Big Island, Small
Maureen St. Clair
It’s been four decades since African-American writer Barbara Smith raised eyebrows with her reading of an early work by a future Nobel Laureate in Literature. In “Toward A Black Feminist Criticism” (1977), Smith examined Toni Morrison’s novel Sula (1973), noting that the title character and her childhood friend Nel maintain a relationship that “from the very beginning, is suffused with an erotic romanticism. … The ‘real world’ of patriarchy requires, however, that they channel this energy away from each other into the opposite sex.”
“There is no homosexuality in Sula,” Morrison later summarily declared.
Canadian scholar Laura Robinson prompted a similar reaction with “Bosom Friends: Lesbian Desire in L.M. Montgomery’s ‘Anne’ Books,” a paper she delivered at a 2000 gathering of academics in Alberta. Offering an interpretation that rattled Montgomery experts, Robinson ventured that the fictional Anne Shirley lusted after female friends such as Diana Barry and Leslie Moore (characters in the iconic Anne of Green Gables and Anne’s House of Dreams, respectively).
“Montgomery’s texts subtly challenge compulsory heterosexuality by drawing attention to the unfulfilled and unacceptable nature of women’s love for women,” Robinson noted. “Because Anne’s various expressions of lesbian desires emerge but are not engaged, they draw attention to what is excluded, what cannot be said to be, in Anne’s world.”
I was mindful of the controversy surrounding Smith and Robinson’s work (the latter garnered the author hate mail) while reading Big Island, Small, the debut novel by Maureen St. Clair, who lives in Nova Scotia and Grenada. The absorbing volume chronicles the bond between Sola, a young Black woman, and Judith, a fair-skinned, bi-racial woman who wears dreadlocks. After attending a summer music festival in an unnamed city (“kind of cold that make people miserable”), the women discover their common roots in a small community in the Caribbean.
Rendered in the lilting patois of both women (in alternating chapters), the narrative ushers readers into a world of joy, risk, sacrifice, hope and grief. Here, Judith imagines the skepticism she evoked when Sola first spotted her grooving to a reggae beat. “She watching not with care but with judgment…I know those kinda eyes, that kinda stare—the stare of people wondering what this white woman doing dreading up she hair, trying to be more Black than white.”
By chance, the women meet the next day. Attracted (if warily) to each other, they attend another festival performance. En route home, they kiss under a star-filled sky. “I don’t want [Judith] to stop,” Sola remembers. “…We kiss leaning up against a fence.”
The embrace transports Sola back to her childhood on the tropical isle. “Wet grass touching bare skin, cool breeze blowing…sea licking ankles, begging me to walk farther out, dunk my head and swim.”
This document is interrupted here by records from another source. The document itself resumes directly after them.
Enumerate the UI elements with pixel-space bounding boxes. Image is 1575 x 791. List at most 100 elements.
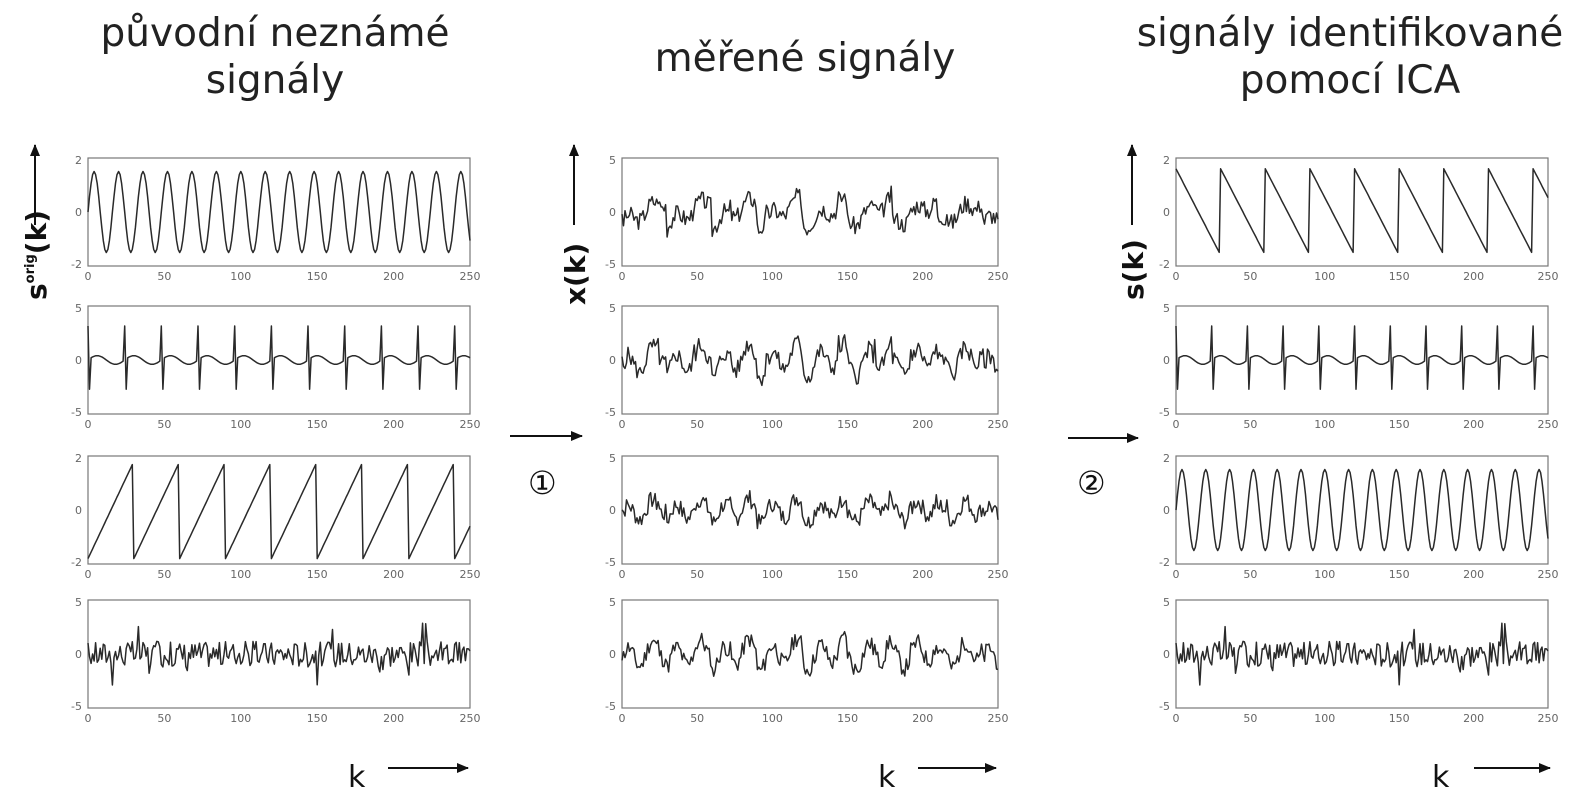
step-2-marker: ②	[1077, 464, 1106, 502]
x-tick-label: 200	[912, 418, 933, 431]
title-original-line1: původní neznámé	[100, 11, 450, 56]
signal-line	[1175, 325, 1549, 390]
y-tick-label: 0	[1163, 206, 1170, 219]
y-tick-label: 2	[1163, 452, 1170, 465]
x-tick-label: 200	[1463, 712, 1484, 725]
x-tick-label: 50	[1243, 712, 1257, 725]
x-tick-label: 0	[85, 270, 92, 283]
y-tick-label: 2	[75, 154, 82, 167]
x-tick-label: 50	[1243, 270, 1257, 283]
y-tick-label: 0	[609, 504, 616, 517]
signal-line	[87, 463, 471, 560]
x-tick-label: 250	[460, 568, 481, 581]
y-tick-label: -5	[605, 556, 616, 569]
x-tick-label: 100	[762, 270, 783, 283]
y-tick-label: 5	[75, 302, 82, 315]
x-tick-label: 100	[1314, 418, 1335, 431]
signal-line	[621, 185, 999, 238]
title-ica-signals: signály identifikované pomocí ICA	[1130, 10, 1570, 104]
subplot-3-1: 20-20 50 100 150 200 250	[1159, 154, 1558, 283]
ylabel-ica: s(k)	[1117, 144, 1150, 300]
signal-line	[87, 622, 471, 686]
x-tick-label: 50	[690, 270, 704, 283]
subplot-frame	[621, 157, 999, 267]
x-tick-label: 150	[1389, 418, 1410, 431]
x-tick-label: 250	[988, 568, 1009, 581]
subplot-3-2: 50-50 50 100 150 200 250	[1159, 302, 1558, 431]
y-tick-label: 0	[1163, 648, 1170, 661]
signal-line	[1175, 622, 1549, 686]
x-tick-label: 200	[383, 270, 404, 283]
x-tick-label: 50	[690, 568, 704, 581]
x-tick-label: 200	[912, 568, 933, 581]
signal-line	[1175, 468, 1549, 552]
x-tick-label: 250	[460, 270, 481, 283]
y-tick-label: -2	[71, 556, 82, 569]
y-tick-label: 0	[75, 354, 82, 367]
x-tick-label: 250	[1538, 270, 1559, 283]
title-ica-line2: pomocí ICA	[1239, 58, 1461, 103]
x-tick-label: 0	[85, 712, 92, 725]
x-tick-label: 0	[85, 418, 92, 431]
subplot-3-4: 50-50 50 100 150 200 250	[1159, 596, 1558, 725]
y-tick-label: -2	[71, 258, 82, 271]
y-tick-label: 0	[75, 648, 82, 661]
x-tick-label: 0	[619, 712, 626, 725]
title-measured-line1: měřené signály	[654, 36, 956, 81]
subplot-frame	[621, 305, 999, 415]
x-tick-label: 100	[1314, 712, 1335, 725]
subplot-1-2: 50-50 50 100 150 200 250	[71, 302, 480, 431]
x-tick-label: 50	[690, 712, 704, 725]
title-original-line2: signály	[205, 58, 345, 103]
subplot-3-3: 20-20 50 100 150 200 250	[1159, 452, 1558, 581]
x-tick-label: 50	[157, 712, 171, 725]
x-tick-label: 200	[912, 270, 933, 283]
x-tick-label: 0	[1173, 270, 1180, 283]
y-tick-label: 0	[1163, 354, 1170, 367]
x-tick-label: 50	[157, 418, 171, 431]
title-ica-line1: signály identifikované	[1136, 11, 1564, 56]
x-tick-label: 100	[762, 712, 783, 725]
subplot-frame	[621, 599, 999, 709]
y-tick-label: -2	[1159, 258, 1170, 271]
x-tick-label: 200	[383, 418, 404, 431]
title-original-signals: původní neznámé signály	[60, 10, 490, 104]
x-tick-label: 150	[837, 712, 858, 725]
subplot-2-1: 50-50 50 100 150 200 250	[605, 154, 1008, 283]
x-tick-label: 100	[230, 712, 251, 725]
xlabel-ica-text: k	[1432, 760, 1450, 791]
ylabel-original: sorig(k)	[20, 144, 53, 300]
signal-line	[1175, 168, 1549, 254]
x-tick-label: 100	[230, 568, 251, 581]
x-tick-label: 50	[690, 418, 704, 431]
step-1-marker: ①	[528, 464, 557, 502]
x-tick-label: 0	[619, 418, 626, 431]
x-tick-label: 250	[1538, 418, 1559, 431]
x-tick-label: 100	[762, 418, 783, 431]
y-tick-label: 5	[609, 452, 616, 465]
x-tick-label: 250	[460, 712, 481, 725]
y-tick-label: 0	[75, 206, 82, 219]
y-tick-label: 0	[75, 504, 82, 517]
x-tick-label: 250	[988, 712, 1009, 725]
y-tick-label: -5	[605, 258, 616, 271]
x-tick-label: 50	[1243, 568, 1257, 581]
y-tick-label: 5	[1163, 596, 1170, 609]
x-tick-label: 150	[1389, 712, 1410, 725]
y-tick-label: 0	[609, 206, 616, 219]
y-tick-label: -2	[1159, 556, 1170, 569]
y-tick-label: -5	[1159, 700, 1170, 713]
y-tick-label: -5	[605, 406, 616, 419]
x-tick-label: 150	[1389, 270, 1410, 283]
x-tick-label: 250	[1538, 712, 1559, 725]
ylabel-measured-text: x(k)	[559, 243, 592, 305]
x-tick-label: 100	[230, 270, 251, 283]
x-tick-label: 100	[1314, 568, 1335, 581]
subplot-1-3: 20-20 50 100 150 200 250	[71, 452, 480, 581]
y-tick-label: 5	[1163, 302, 1170, 315]
x-tick-label: 0	[619, 270, 626, 283]
x-tick-label: 150	[837, 270, 858, 283]
x-tick-label: 150	[307, 712, 328, 725]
The tender moment is interrupted when a gaggle of children flinging stones and expletives exhort the women to “get a man.”
Emblematic of the race, class, skin-colour bias, gender violence and emigrant motifs that course through the novel, Sola is unnerved by the incident that Judith appears to take in stride. “I just suck my teeth when I realized [the children] yelling down at us,” Judith muses. “But Sola she shove me away like she realize I woman not man. …I can’t understand how Sola afraid. And then I start to think what if she shame …cause she think kissing women criminal. I start to wonder if she think I criminal.”
Sola and Judith mend the divide and go on to develop a nurturing friendship that enables them to better cope with the difficulties (past and present) in their lives. Perhaps not surprisingly (these days) in a novel that includes flashbacks to the formative years of girls, the spectre of sexual misconduct looms large.
Here, Sola mines a childhood memory: “I was…busy…dreaming about the new bicycle Mr. Robbie say his wife was going to send me. …He said Mrs. Robbie was grateful I was spending so much time…keeping him company while she and the kids were away.”
As with the “bosom friends” crafted by Lucy Maud Montgomery and Morrison’s Sula and Nel, Judith and Sola provide sanctuary for each other. Kudos to Maureen St. Clair for a heartfelt (if at times wordy) contribution to queer and questioning literature infused with a calypso flair.